Supporters of Israel and Palestinian backers squared off on opposite sides of a downtown street Monday, pointing fingers about who’s to blame for ongoing violence in the Gaza Strip.
Hundreds packed the square outside the Thompson Center, waving Israeli flags while public speakers condemned Hamas, the militant Palestinian faction in control of Gaza that has called for the destruction of Israel.
Meanwhile, across the street, a smaller group of pro-Palestinian counter-protesters chanted that Israeli soldiers are “baby killers” — referring to the disproportionate number of Palestinians killed in recent fighting.
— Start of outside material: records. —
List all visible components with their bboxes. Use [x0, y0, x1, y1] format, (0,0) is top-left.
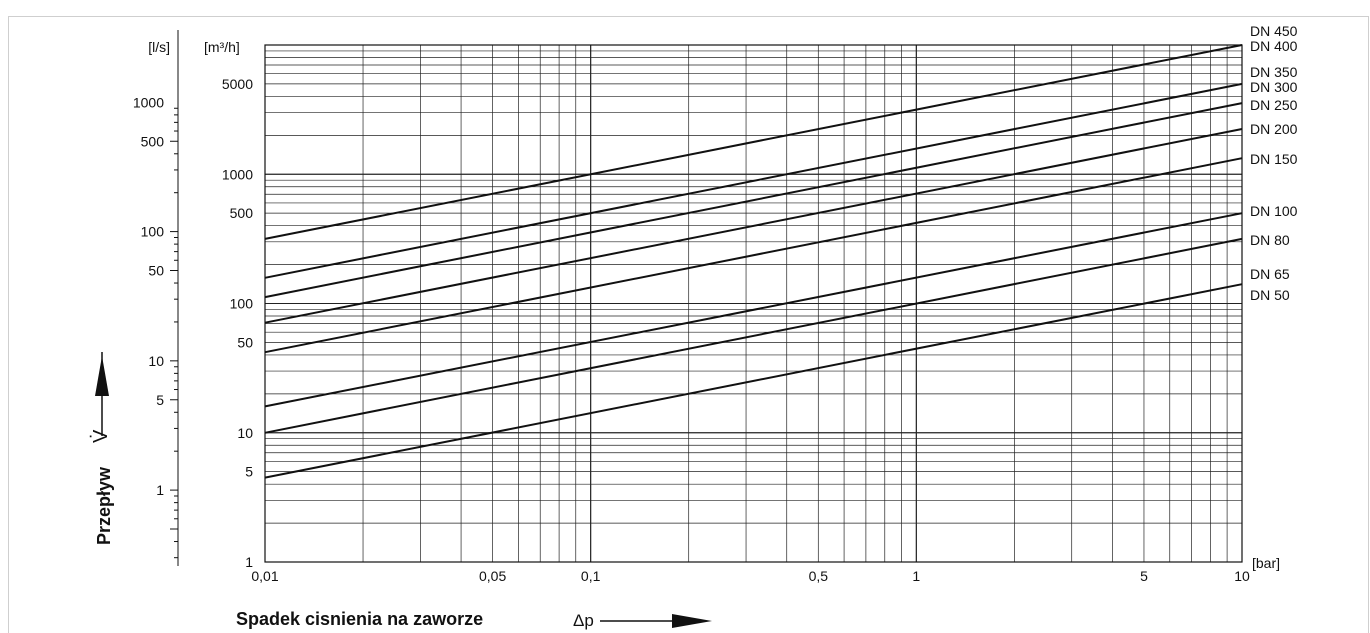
y-unit-right: [m³/h]: [204, 39, 240, 55]
y-axis-arrow: [95, 352, 109, 436]
series-line: [264, 128, 1243, 324]
y-unit-left: [l/s]: [148, 39, 170, 55]
y-tick-label-ls: 50: [148, 263, 164, 279]
series-label: DN 300: [1250, 79, 1298, 95]
series-label: DN 350: [1250, 64, 1298, 80]
x-tick-label: 10: [1234, 568, 1250, 584]
y-axis-symbol: V̇: [90, 429, 112, 443]
plot-border: [264, 44, 1243, 563]
y-tick-label-ls: 100: [141, 224, 165, 240]
series-label: DN 80: [1250, 232, 1290, 248]
series-line: [264, 237, 1243, 434]
series-label: DN 200: [1250, 121, 1298, 137]
x-tick-label: 5: [1140, 568, 1148, 584]
x-axis-title: Spadek cisnienia na zaworze: [236, 609, 483, 629]
x-tick-label: 0,05: [479, 568, 506, 584]
x-axis-arrow: [600, 614, 712, 628]
y-tick-label-ls: 1000: [133, 94, 164, 110]
x-tick-label: 0,1: [581, 568, 601, 584]
y-axis-title: Przepływ: [94, 466, 114, 545]
y-tick-label-m3h: 5000: [222, 76, 253, 92]
y-tick-label-m3h: 5: [245, 464, 253, 480]
y-tick-label-m3h: 1000: [222, 166, 253, 182]
x-tick-label: 0,01: [251, 568, 278, 584]
series-line: [264, 82, 1243, 279]
y-tick-label-m3h: 500: [230, 205, 254, 221]
x-unit: [bar]: [1252, 555, 1280, 571]
series-label: DN 100: [1250, 203, 1298, 219]
x-tick-label: 0,5: [809, 568, 829, 584]
chart-frame: [8, 16, 1369, 633]
y-tick-label-ls: 1: [156, 482, 164, 498]
series-lines: [264, 44, 1243, 479]
y-tick-label-m3h: 100: [230, 296, 254, 312]
series-label: DN 400: [1250, 38, 1298, 54]
series-label: DN 150: [1250, 151, 1298, 167]
grid: [170, 30, 1243, 566]
series-line: [264, 44, 1243, 240]
series-label: DN 65: [1250, 266, 1290, 282]
series-line: [264, 283, 1243, 479]
series-line: [264, 102, 1243, 299]
x-tick-label: 1: [912, 568, 920, 584]
series-label: DN 450: [1250, 23, 1298, 39]
series-line: [264, 157, 1243, 354]
series-line: [264, 212, 1243, 408]
series-label: DN 50: [1250, 287, 1290, 303]
y-tick-label-m3h: 1: [245, 554, 253, 570]
y-tick-label-ls: 10: [148, 353, 164, 369]
y-tick-label-m3h: 10: [237, 425, 253, 441]
labels: 0,01 0,05 0,1 0,5 1 5 101510501005001000500015…: [133, 23, 1298, 584]
y-tick-label-m3h: 50: [237, 334, 253, 350]
y-tick-label-ls: 5: [156, 392, 164, 408]
x-axis-symbol: Δp: [573, 611, 594, 630]
series-label: DN 250: [1250, 97, 1298, 113]
y-tick-label-ls: 500: [141, 133, 165, 149]
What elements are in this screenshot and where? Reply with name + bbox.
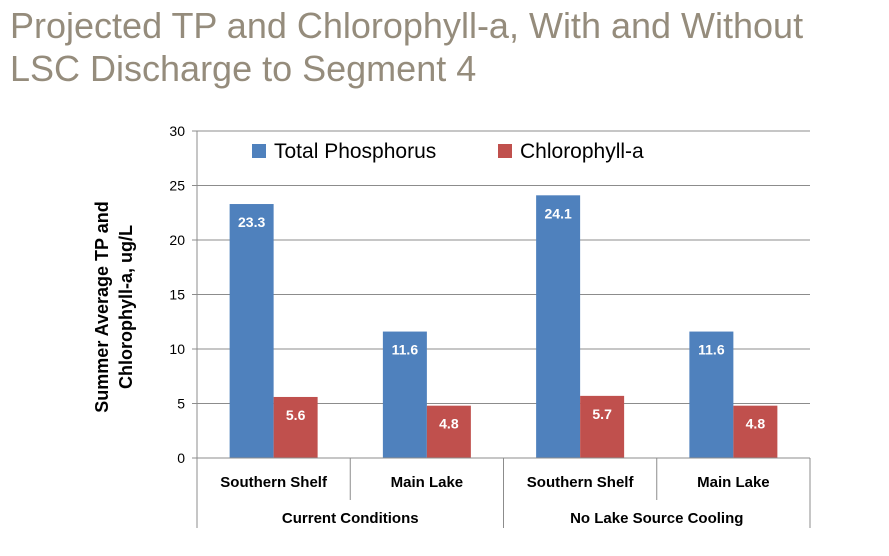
y-tick-label: 5 [177,396,185,412]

Between the two groups, Chicago Police mounted on bikes, horses and Segway scooters kept the peace. Police later said there were no reports of arrests, though officers at the scene intervened when several protesters taunted each other across Randolph Street.
On the pro-Israel side, a loud cheer went up when Sen. Mark Kirk, R-Ill., suggested that rockets fired into Israel by Hamas were impotent against the Israeli army. Kirk said the Israeli military incursion into Palestinian-controlled areas shouldn’t end until Hamas was soundly defeated.
Standing in the crowd, Rabbi Yitzchok Wolf, of Skokie, was unequivocal when he compared Hamas to the Nazis.
“Every government who supports what Hamas is doing becomes accomplices to the modern day Nazi movement,” said Wolf, who is the director of the Seymour J. Abrams Cheder Lubavitch Hebrew Day School. “Their agenda is murdering Jews — not only in Israel and the Middle East, but in the whole world.”
Many on the other side of the street held similar convictions about Israel. They accused the world’s only Jewish state of operating an apartheid-like state.
As pro-Israel supporters left the rally, they chanted, “Go home, racists.”